Há, portanto, um nítido jogo de duplicidade semântico e, também, formal. Semântico pelas possibilidades diversas de apreensão da crítica e da ironia; formal porque o trecho entrelaça um narrador explícito, Brás Cubas, que se conforta na teoria do filósofo, e um autor implícito, que é o próprio Machado, prosador bastante afeito às intervenções nas suas obras, responsável pelo tom de sarcasmo que chega ao leitor. Assim, creio que é exagero creditar à voz típica da elite toda a responsabilidade pelas inovações narrativas de Machado: parece-me, antes, um resultado da volubilidade humana (já considerada anteriormente) e da dupla e antagônica perspectiva que Machado alcança a partir do momento em que passa a se utilizar da primeira pessoa, escondendo-se, ele autor, num discurso velado em contraponto constante e total à postura de Brás Cubas.
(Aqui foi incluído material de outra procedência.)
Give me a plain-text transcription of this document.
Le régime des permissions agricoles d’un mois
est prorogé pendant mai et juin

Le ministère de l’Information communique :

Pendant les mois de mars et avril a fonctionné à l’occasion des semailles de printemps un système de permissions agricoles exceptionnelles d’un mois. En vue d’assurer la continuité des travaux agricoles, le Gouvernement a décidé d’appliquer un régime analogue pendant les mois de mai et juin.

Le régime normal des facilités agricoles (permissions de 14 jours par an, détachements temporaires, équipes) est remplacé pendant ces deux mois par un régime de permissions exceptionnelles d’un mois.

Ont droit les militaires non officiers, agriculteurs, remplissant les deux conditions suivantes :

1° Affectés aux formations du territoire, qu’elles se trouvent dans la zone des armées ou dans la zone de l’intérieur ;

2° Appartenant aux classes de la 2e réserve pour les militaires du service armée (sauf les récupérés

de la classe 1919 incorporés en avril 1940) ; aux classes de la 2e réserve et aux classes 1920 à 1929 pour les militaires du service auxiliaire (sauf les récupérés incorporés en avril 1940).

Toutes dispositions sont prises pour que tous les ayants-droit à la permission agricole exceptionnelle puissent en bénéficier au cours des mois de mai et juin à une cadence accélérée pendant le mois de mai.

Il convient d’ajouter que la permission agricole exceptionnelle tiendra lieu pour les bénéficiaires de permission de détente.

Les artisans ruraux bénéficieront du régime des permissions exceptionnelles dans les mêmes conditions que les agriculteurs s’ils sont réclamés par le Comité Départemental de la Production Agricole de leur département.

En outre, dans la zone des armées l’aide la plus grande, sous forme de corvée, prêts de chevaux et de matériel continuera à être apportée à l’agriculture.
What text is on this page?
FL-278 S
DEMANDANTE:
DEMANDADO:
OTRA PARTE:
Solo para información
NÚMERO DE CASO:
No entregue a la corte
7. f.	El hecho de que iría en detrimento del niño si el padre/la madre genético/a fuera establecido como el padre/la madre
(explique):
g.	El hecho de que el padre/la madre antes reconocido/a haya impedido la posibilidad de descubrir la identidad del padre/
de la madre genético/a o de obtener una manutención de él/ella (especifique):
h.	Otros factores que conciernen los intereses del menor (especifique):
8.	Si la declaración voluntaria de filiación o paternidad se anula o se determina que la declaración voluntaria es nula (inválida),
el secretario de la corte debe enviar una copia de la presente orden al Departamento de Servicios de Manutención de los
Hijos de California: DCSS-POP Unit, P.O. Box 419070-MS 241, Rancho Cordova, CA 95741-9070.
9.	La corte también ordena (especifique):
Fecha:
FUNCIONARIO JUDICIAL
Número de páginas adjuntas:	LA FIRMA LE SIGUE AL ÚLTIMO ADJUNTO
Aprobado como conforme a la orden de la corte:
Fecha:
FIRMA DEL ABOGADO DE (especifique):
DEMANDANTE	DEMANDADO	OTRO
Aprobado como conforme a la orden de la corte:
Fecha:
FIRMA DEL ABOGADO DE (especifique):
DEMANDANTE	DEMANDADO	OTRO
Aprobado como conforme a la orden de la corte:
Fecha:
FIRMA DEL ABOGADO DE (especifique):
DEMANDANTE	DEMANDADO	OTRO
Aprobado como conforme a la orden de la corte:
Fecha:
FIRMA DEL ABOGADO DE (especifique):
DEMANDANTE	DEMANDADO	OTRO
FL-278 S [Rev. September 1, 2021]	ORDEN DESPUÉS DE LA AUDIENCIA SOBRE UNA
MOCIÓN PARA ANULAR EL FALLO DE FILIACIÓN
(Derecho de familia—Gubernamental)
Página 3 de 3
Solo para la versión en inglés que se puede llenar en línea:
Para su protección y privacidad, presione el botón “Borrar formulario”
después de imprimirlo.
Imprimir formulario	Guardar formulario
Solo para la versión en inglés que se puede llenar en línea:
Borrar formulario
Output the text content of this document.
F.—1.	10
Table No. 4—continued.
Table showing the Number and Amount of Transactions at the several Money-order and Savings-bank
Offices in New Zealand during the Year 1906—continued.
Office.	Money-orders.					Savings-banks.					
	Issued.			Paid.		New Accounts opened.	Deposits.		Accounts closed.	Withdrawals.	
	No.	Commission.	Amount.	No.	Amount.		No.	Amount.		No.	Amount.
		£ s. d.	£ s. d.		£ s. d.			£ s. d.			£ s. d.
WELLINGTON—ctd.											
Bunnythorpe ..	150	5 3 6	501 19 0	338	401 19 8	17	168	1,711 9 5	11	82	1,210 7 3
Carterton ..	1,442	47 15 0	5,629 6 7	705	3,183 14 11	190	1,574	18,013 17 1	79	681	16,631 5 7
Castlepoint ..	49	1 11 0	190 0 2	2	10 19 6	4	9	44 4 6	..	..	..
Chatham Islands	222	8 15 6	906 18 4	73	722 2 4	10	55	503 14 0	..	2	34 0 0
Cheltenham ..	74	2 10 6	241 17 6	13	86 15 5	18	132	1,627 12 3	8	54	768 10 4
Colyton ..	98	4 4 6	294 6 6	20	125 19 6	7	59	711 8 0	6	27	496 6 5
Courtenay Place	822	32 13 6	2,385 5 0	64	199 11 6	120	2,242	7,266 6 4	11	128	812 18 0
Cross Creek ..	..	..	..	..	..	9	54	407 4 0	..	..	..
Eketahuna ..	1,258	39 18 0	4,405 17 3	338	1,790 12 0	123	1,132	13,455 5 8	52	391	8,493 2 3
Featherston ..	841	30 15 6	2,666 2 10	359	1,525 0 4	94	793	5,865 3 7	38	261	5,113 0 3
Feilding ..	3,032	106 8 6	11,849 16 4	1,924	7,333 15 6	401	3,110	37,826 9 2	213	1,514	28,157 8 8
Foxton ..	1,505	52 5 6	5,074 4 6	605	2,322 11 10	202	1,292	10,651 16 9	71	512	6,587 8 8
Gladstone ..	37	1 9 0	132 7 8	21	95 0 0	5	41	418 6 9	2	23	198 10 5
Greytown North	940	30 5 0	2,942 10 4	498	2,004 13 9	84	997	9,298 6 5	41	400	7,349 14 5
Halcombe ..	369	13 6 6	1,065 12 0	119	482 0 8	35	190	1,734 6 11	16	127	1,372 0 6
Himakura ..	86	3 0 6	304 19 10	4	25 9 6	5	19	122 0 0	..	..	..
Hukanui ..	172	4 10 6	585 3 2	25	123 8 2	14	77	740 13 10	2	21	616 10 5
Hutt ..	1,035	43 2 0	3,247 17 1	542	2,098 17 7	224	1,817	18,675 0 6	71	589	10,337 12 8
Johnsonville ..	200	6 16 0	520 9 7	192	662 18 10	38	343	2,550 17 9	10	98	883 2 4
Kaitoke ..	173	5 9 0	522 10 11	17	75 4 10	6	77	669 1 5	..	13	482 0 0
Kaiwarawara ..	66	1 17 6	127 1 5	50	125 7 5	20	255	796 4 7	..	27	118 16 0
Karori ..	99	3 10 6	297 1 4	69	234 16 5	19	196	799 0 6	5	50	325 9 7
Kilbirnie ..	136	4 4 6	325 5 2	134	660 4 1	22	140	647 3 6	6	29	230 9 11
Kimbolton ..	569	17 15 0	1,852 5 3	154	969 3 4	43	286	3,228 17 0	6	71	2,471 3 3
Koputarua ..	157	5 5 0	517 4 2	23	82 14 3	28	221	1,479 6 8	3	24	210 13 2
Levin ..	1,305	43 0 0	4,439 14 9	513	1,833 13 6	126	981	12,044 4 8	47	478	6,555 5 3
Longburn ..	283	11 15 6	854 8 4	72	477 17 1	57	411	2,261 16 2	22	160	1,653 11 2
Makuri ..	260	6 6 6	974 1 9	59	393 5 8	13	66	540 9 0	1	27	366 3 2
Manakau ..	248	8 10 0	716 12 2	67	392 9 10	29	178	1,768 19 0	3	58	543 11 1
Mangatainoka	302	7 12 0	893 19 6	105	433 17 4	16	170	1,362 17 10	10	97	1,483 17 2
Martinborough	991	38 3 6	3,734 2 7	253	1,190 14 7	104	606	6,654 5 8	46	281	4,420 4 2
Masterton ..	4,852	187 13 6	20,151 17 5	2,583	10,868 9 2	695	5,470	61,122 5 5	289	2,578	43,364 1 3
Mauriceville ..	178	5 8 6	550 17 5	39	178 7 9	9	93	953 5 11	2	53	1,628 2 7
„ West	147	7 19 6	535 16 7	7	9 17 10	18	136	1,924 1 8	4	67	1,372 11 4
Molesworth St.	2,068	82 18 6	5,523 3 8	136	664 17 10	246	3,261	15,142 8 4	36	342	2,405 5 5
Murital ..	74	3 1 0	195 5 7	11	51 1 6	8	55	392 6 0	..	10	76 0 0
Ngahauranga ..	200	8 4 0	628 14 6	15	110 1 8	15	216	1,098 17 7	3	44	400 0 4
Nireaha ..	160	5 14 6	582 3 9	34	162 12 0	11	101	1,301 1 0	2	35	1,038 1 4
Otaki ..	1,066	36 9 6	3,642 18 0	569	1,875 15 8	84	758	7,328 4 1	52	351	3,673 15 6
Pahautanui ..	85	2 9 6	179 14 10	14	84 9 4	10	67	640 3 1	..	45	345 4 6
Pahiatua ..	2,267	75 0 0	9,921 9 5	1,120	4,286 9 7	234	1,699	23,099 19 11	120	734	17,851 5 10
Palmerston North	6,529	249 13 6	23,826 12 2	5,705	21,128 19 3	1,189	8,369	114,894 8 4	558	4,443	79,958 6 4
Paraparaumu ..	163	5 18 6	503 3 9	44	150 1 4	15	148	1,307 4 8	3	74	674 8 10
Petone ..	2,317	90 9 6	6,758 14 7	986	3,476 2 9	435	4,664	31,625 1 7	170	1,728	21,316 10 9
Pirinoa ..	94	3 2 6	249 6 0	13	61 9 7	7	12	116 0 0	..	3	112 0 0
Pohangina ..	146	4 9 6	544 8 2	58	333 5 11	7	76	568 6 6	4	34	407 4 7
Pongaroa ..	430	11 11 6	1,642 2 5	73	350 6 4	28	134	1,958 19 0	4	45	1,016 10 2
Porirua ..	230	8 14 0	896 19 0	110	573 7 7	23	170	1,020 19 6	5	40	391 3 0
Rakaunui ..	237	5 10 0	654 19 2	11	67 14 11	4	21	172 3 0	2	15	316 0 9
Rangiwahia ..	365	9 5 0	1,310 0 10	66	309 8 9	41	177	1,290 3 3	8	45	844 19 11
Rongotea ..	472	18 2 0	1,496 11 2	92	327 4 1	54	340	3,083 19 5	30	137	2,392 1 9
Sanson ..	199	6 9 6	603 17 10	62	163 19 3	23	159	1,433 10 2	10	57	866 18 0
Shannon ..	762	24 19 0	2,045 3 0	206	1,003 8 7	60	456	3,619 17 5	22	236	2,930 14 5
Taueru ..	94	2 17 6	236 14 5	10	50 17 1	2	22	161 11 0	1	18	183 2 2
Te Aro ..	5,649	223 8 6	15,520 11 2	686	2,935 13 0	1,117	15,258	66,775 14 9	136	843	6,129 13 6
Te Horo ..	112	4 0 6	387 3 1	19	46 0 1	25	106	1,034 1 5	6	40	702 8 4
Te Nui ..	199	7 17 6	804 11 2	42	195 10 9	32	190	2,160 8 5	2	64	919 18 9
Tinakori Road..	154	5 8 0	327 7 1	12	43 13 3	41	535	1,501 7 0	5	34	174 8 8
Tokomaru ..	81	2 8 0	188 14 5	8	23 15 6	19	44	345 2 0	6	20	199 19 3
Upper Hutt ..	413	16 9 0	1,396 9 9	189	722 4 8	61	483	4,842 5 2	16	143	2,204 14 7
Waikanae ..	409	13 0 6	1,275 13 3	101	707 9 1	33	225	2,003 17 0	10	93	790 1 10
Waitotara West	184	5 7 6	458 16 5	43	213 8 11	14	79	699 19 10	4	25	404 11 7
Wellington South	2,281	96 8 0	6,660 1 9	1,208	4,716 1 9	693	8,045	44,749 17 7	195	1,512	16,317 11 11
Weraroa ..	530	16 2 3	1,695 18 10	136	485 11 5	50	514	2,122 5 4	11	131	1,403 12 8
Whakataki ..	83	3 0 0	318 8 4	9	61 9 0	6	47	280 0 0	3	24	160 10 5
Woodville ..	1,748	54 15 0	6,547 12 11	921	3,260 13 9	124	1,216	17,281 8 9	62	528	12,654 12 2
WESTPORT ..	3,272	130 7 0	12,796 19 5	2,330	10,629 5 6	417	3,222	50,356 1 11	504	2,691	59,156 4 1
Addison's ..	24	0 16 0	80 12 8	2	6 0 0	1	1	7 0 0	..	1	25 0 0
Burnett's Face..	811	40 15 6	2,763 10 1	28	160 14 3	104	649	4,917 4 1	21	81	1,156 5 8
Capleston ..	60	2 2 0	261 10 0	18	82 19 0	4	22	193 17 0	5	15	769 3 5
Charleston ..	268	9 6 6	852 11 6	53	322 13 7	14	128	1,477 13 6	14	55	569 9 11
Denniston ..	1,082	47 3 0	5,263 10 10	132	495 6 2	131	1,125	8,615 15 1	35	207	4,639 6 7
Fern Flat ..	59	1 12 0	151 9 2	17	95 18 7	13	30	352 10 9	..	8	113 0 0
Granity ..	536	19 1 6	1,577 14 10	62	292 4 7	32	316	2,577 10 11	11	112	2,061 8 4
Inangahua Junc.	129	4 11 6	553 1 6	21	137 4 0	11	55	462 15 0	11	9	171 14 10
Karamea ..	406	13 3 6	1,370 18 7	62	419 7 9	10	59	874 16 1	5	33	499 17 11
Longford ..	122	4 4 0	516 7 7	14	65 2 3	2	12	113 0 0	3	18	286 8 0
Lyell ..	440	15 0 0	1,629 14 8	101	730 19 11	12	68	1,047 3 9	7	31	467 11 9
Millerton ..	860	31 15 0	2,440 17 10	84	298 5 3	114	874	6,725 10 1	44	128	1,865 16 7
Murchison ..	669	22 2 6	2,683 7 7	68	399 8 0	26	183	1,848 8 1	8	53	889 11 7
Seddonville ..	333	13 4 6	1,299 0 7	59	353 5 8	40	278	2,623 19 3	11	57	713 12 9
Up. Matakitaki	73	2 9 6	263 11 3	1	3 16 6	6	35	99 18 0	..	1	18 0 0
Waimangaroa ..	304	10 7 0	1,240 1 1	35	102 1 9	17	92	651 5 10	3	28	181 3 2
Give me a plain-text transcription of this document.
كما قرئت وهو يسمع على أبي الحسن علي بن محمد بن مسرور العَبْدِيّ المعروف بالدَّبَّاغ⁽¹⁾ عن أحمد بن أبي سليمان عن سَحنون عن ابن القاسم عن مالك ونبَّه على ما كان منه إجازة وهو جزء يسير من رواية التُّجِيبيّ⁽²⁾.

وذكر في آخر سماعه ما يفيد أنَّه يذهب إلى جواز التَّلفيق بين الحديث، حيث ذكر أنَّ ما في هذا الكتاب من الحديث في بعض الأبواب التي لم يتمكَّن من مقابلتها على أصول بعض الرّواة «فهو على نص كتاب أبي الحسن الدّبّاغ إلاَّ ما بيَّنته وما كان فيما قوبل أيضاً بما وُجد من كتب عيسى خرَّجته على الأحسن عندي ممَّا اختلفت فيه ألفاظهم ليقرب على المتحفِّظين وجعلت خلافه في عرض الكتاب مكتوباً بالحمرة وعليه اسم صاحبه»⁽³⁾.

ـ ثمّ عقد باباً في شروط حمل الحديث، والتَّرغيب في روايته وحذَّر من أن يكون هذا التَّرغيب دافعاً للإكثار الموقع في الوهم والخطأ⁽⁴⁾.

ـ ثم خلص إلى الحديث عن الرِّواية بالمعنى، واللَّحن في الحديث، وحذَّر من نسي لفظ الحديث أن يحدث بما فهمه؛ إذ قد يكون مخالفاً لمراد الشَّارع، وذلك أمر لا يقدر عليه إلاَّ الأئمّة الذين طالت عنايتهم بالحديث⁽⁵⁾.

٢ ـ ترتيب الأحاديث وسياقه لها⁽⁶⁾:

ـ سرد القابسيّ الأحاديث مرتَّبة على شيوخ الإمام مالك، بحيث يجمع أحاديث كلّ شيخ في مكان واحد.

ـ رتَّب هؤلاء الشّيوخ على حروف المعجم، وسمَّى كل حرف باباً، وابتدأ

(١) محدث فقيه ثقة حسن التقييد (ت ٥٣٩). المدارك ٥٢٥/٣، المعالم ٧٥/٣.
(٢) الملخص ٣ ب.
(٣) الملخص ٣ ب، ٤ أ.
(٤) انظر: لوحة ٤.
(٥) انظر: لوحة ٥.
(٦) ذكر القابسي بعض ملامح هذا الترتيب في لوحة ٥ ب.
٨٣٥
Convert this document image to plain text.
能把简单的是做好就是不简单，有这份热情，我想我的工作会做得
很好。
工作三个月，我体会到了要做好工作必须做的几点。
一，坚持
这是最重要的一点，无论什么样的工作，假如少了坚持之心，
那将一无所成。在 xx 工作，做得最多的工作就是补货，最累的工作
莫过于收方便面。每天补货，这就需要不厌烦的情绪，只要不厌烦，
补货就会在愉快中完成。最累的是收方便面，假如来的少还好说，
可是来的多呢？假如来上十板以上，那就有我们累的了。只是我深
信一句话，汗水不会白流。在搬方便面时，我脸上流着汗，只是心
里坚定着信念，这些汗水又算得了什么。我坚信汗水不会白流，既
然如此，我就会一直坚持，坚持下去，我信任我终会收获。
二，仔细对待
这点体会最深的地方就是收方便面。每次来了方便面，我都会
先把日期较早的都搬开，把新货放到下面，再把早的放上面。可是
Como Alfonso Berardinelli aponta, houve, em tempos recentes, uma tendência geral a desconsiderar ou minimizar o papel do autor na construção da sua própria obra:

"A onisciência do escritor (um tanto rejeitada ou criticada nas últimas décadas: como se o autor não pudesse saber tudo das personagens que ele mesmo cria!) deve-se ao simples fato de que toda a realidade da personagem está nas mãos daquele que a está colocando em cena (...)" (p. 128).

Observo Machado como uma vítima recorrente desse expediente. É sobretudo na análise de Dom Casmurro que se costuma menosprezar os objetivos do autor e os meios de que se utiliza para lográ-los, mas também aqui, nas Memórias, há, por parte de críticos e leitores, uma considerável e indevida diminuição da presença do autor. Pois as Memórias Póstumas de Brás Cubas são, no mínimo, uma co-produção entre Cubas e Machado.

Marcela amou-me...

O fetiche do dinheiro, seja através da avareza, da ambição ou do esbanjamento, é trabalhado até a exaustão por Machado. Seu centro e ponto culminante é o trecho que liga os capítulos XVI e XVII, o célebre "(...) Marcela amou-me..." e "... Marcela amou-me durante quinze meses e onze contos de réis; nada menos". Tamanha justeza com o tema parece só ter sido outra vez alcançada em língua inglesa: Scott Fitzgerald, a certa altura de The Great Gatsby, escreve sobre uma personagem cuja voz é "full of money". As duas frases alcançaram se tornar clássicas pelo inusitado das relações que estabelecem.

Em Machado, acredito que se pode vislumbrar, no caso de Marcela, um dos momentos mais nítidos da presença dupla de narrador e autor nas páginas do romance. Para tanto, é necessário que se chegue, mais adiante, ao capítulo XXXVIII, no qual Brás Cubas reencontra uma Marcela com "a alma decrépita". Esse encontro fortuito e algo arbitrário indica a participação direta de Machado que, tal qual um moralista, faz reaparecer a personagem ambiciosa num estado de decadência. Aqui, o que se lê é um Machado tributário de certa tradição de narrativa esquemática (ainda que apareça, no contexto do romance, a partir de um encontro imprevisível e surpreendente) da qual, em outros momentos, ele foge deliberadamente.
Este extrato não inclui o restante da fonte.